Chelsea, Quebec election-Low Down Q & A

Liam Fitzgerald: scale back spending, keep Chelsea rural

It is arguably the most important election in Chelsea’s history. The municipality is at a crossroads and its future development has never been more passionately debated.

The Low Down Q&A will hopefully shed some light on who and what residents are voting for this Nov. 1.

We sent each mayoral candidate the following Q&A questions by email, written answers of no more than 175 words per question to be sent back within three days.

What are Chelsea’s options for reducing its municipal debt?

Mayor Jean Perras’ October 2009 annual financial report stated that: “once the two wastewater treatment systems and the Meredith Centre Sports and Culture Complex have been completed, the community share of this debt will be $11 million.” One of the first things I would do as mayor is institute a full audit of municipal finances.  The results would be made public. Working with council, I would review the current costs for all municipal services and programs to see how we could get better value for our dollars.  By spending less for comparable services, we should achieve savings. The present debt also includes two major projects that have not yet been started: a wastewater treatment system in the centre village and the Meredith Centre. If we want to keep our debt under control, we must review the scale and cost of these projects. For example, we may not need to run pipes along the entire length of Old Chelsea Rd, and sewage treatment might be done on location with the costs born by the developer and users.

What are essential municipal services? What services can be scaled back or eliminated? Please be specific.

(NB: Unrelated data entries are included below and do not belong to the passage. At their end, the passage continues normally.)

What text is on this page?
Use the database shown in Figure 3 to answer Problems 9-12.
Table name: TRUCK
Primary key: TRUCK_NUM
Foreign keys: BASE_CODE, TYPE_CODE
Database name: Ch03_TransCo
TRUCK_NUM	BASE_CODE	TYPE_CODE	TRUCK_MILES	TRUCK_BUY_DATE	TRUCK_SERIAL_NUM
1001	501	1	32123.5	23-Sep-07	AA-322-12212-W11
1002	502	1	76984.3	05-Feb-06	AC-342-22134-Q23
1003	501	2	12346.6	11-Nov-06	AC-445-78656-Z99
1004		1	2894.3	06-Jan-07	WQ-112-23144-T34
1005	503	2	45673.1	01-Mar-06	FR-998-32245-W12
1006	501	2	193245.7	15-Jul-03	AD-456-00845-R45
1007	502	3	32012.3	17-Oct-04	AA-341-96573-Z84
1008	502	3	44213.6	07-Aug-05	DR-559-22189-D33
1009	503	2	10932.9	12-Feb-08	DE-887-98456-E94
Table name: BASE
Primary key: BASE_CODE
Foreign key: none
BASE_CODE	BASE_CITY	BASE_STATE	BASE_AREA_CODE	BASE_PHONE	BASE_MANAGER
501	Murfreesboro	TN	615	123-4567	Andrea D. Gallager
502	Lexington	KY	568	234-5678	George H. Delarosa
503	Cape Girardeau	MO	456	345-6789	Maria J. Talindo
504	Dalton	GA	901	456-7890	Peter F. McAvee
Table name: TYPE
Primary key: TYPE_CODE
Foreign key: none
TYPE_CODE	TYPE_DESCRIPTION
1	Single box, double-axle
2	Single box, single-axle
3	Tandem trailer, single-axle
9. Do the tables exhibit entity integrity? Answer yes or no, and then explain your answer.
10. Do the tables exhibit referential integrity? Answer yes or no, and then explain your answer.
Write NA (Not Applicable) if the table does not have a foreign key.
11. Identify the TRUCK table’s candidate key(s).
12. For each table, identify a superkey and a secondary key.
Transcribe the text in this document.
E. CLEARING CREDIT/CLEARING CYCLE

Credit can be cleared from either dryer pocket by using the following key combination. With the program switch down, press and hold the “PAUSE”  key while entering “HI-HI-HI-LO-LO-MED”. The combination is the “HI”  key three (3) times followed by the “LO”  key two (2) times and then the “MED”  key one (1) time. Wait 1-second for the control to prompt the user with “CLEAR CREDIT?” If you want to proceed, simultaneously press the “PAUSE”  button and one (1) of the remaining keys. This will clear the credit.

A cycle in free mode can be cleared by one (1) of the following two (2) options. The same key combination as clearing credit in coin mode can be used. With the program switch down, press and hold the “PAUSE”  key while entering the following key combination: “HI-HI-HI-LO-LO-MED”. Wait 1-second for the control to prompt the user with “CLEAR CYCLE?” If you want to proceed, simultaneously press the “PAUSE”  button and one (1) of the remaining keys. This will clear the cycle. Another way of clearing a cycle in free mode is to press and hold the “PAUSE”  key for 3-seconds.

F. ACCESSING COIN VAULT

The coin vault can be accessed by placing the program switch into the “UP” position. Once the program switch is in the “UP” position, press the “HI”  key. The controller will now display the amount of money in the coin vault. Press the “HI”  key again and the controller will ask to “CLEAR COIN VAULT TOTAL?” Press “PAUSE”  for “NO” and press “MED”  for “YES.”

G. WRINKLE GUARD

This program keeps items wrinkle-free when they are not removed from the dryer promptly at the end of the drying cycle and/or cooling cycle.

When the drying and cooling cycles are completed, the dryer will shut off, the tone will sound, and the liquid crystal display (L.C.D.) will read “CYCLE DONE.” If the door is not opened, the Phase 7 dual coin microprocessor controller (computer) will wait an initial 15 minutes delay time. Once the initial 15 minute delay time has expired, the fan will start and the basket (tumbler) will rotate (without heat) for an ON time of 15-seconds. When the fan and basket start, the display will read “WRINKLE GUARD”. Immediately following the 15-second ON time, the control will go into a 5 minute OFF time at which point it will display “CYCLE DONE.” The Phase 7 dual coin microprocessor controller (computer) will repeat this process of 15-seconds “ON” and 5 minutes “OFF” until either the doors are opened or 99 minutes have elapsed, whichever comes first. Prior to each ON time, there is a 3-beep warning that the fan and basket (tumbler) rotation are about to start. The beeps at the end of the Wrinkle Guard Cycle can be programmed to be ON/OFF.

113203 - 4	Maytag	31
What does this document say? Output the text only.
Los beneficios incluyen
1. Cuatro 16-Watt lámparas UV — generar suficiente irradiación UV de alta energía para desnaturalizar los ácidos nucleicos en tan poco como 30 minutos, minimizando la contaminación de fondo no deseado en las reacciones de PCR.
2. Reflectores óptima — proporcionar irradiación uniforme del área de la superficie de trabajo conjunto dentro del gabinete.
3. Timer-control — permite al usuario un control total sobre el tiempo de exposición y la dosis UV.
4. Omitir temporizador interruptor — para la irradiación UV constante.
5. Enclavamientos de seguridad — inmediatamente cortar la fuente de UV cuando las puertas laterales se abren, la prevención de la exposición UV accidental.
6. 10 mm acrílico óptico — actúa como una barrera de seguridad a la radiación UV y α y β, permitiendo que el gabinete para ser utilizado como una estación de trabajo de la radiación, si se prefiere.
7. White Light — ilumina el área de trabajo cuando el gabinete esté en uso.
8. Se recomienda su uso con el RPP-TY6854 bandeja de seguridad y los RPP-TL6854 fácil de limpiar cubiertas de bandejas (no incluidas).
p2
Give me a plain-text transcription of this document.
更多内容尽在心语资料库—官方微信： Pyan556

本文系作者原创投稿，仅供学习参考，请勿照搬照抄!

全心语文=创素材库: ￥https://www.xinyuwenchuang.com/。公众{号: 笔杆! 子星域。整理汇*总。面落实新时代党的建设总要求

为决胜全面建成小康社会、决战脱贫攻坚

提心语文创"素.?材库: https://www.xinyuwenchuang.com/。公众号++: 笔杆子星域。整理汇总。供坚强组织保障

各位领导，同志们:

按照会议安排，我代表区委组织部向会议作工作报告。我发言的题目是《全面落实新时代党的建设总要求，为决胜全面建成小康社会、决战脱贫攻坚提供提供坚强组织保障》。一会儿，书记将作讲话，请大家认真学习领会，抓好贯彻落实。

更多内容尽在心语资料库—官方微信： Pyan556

Essential services are the services needed to keep our municipality viable. They include ensuring things like adequate supplies of safe water; keeping roads safe, plowed and useable; making sure that waste is properly dealt with, and ensuring that you and your property are safe through adequate policing and fire protection services. I do not propose that we eliminate any of our existing essential services, but that we review our costs, ensure all contracts go out to tender to get the best value for our money, and ensure that all spending decisions are carefully considered against the goal of keeping Chelsea affordable for both current and future generations. There are other services that many consider essential: recreational and cultural services, for example – these too we need to consider against the bottom line of keeping Chelsea affordable for current and future generations.

Does the next council need to revisit the plan for the Meredith Centre? Under what circumstances?

The current plan for the Meredith Centre has divided our community; this to me indicates there is a serious underlying problem, so Council should revisit the proposal. I believe it is possible to build an affordable facility that provides space for a range of community needs without incurring massive debt. There have been other proposals put forward that do not include an arena, for example. The debate around the referendum suggested to me that we need to properly survey the community on various options for a community centre to determine what residents want and are willing to pay for.  The previous Council and the Chelsea Foundation had an opportunity to find out what residents wanted for the project, but by choosing a referendum, an extremely divisive political process, they chose not to.

Chelsea Creek caused a huge debate over density in “rural” Chelsea’s centre village. Describe your vision for the centre village 10 years from now, including a specific number when it comes to density (housing units per acre).

My vision for Chelsea in 10 years is a community that is quite similar to what we have now, one that includes thriving businesses in buildings that fit in with the tone of a heritage village. We don’t want to see strip malls, and lots of concrete and asphalt on Old Chelsea Rd. I would also like to see a network of trails and bicycle paths winding through our area; this would allow people to visit the centre village without having to get into a car – less traffic is good for all of us.

Density must be based on what the land can support without the need for expensive infrastructure. A rough guideline could be what Chelsea has already determined is viable: one house per acre.  We must also recognize that different geological areas have different issues, for example areas with leda clay may not be able to support this level of density.

Just about every candidate talks about the need to re-unite this divided community. List three specific ways you would improve Chelsea’s situation.

1) A new approach to governing: Chelsea needs to take a bottom up approach to decision-making. Residents need to be able to provide input at the outset when major issues are being considered – not after a decision has been made.

2) True public consultations: Consultations via electronic media or through the Chelsea Express are important ways to survey Chelsea residents. The “Vision Centre Village” process is another interesting model of how to reach the public. Electronic tools need to be backed up by other processes to make sure we reach residents who are not comfortable with electronic communications.

3) An elected council that represents the will of the constituency: Council must represent its constituents and should really listen to the concerns of residents. To augment council, we could consider establishing a broadly-based community advisory group made up of representatives from all demographic and socio-economic groups who would provide input and guidance as we chart our course forward. We need to respect and value the diversity in our community.